Lawmakers express optimism, concerns over White House cybersecurity plan

Members of the Senate Homeland Security Committee praised the Obama administration's recently released cybersecurity proposal during a Monday hearing, but expressed concern about some remaining differences between the approaches of the White House and lawmakers on Capitol Hill.

Committee Chairman Joe Lieberman, I-Conn., said he was pleased with much of the White House Cyberspace Policy Review released last week. Unless Congress acts, he said, the Internet will devolve into a "digital Dodge City."

The White House is correct in assigning cybersecurity authority to the Department of Homeland Security, said Lieberman, who has proposed cybersecurity legislation along with Homeland Security ranking member Susan Collins, R-Maine, and Sen. Tom Carper, D-Del. Lieberman also praised the policy's call for public/private partnerships to reduce cyber threats.

However, the chairman stuck by his call to establish a White House "Office of Cyberspace Policy" led by a Senate-confirmed official, something the White House plan does not call for. Currently, Howard Schmidt is White House cybersecurity coordinator; Lieberman, however, said that cyber threats deserve the attention of an official accountable to Congress.

Collins also praised the White House for wading into cybersecurity.

"Experts tell me that the cyber arena is where the biggest gap exists between the threat level and our preparedness," she said. "Unfortunately, the government's overall approach to cybersecurity has been disjointed and uncoordinated."

Collins said the administration's legislative proposals largely mirror those in the bill she wrote with Lieberman and Carper, but she asked for more details about what powers the president has to control parts of the Internet in case of a large cyber attack.

"Our current bill has explicit provisions preventing the president from shutting down the Internet," she said. "By contrast, the administration appears to rely on outmoded, yet potentially sweeping authorities granted in the Communications Act of 1934."

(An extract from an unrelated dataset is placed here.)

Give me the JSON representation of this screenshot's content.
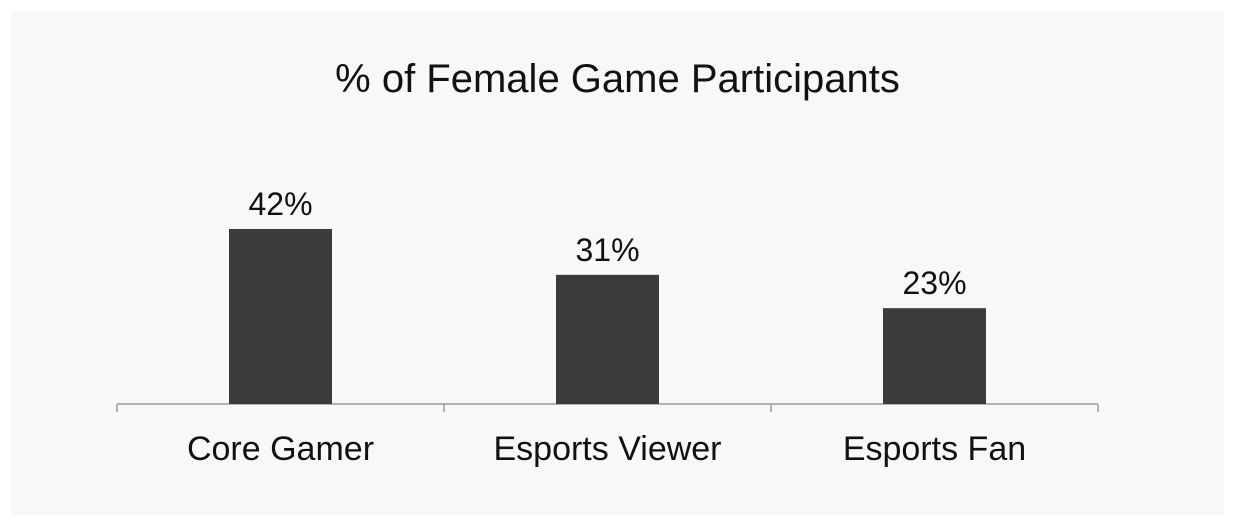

Witnesses at the hearing, including outgoing Homeland Security Deputy Under Secretary Philip Reitinger and Jason Chipman of the Justice Department, admitted the current laws were written with older technologies in mind. "It merits discussion," Chipman said.

The response to cyber threats will be ongoing, said Reitinger, who announced last week that he is leaving the top cybersecurity spot at DHS. "This is not a game that we're going to win. It is a game that we're going to get better at, but it's never going to be done," he said.

Lawmakers on the panel also expressed concern that the White House proposal doesn't include liability protection for companies as an incentive to maintain security standards or any strategy to protect federal supply chains.

Despite the concerns, Lieberman said he is optimistic that any differences can be overcome, and Carper said that he thinks this year's cybersecurity legislation has a good shot at becoming law.

"As my colleagues are aware, it's proven difficult so far this year to find bipartisan consensus on many issues here in the Senate," Carper said. "I have a feeling, however, that it might very well be possible to work across the aisle like we did after 9/11 to address the serious security challenges we face as a country."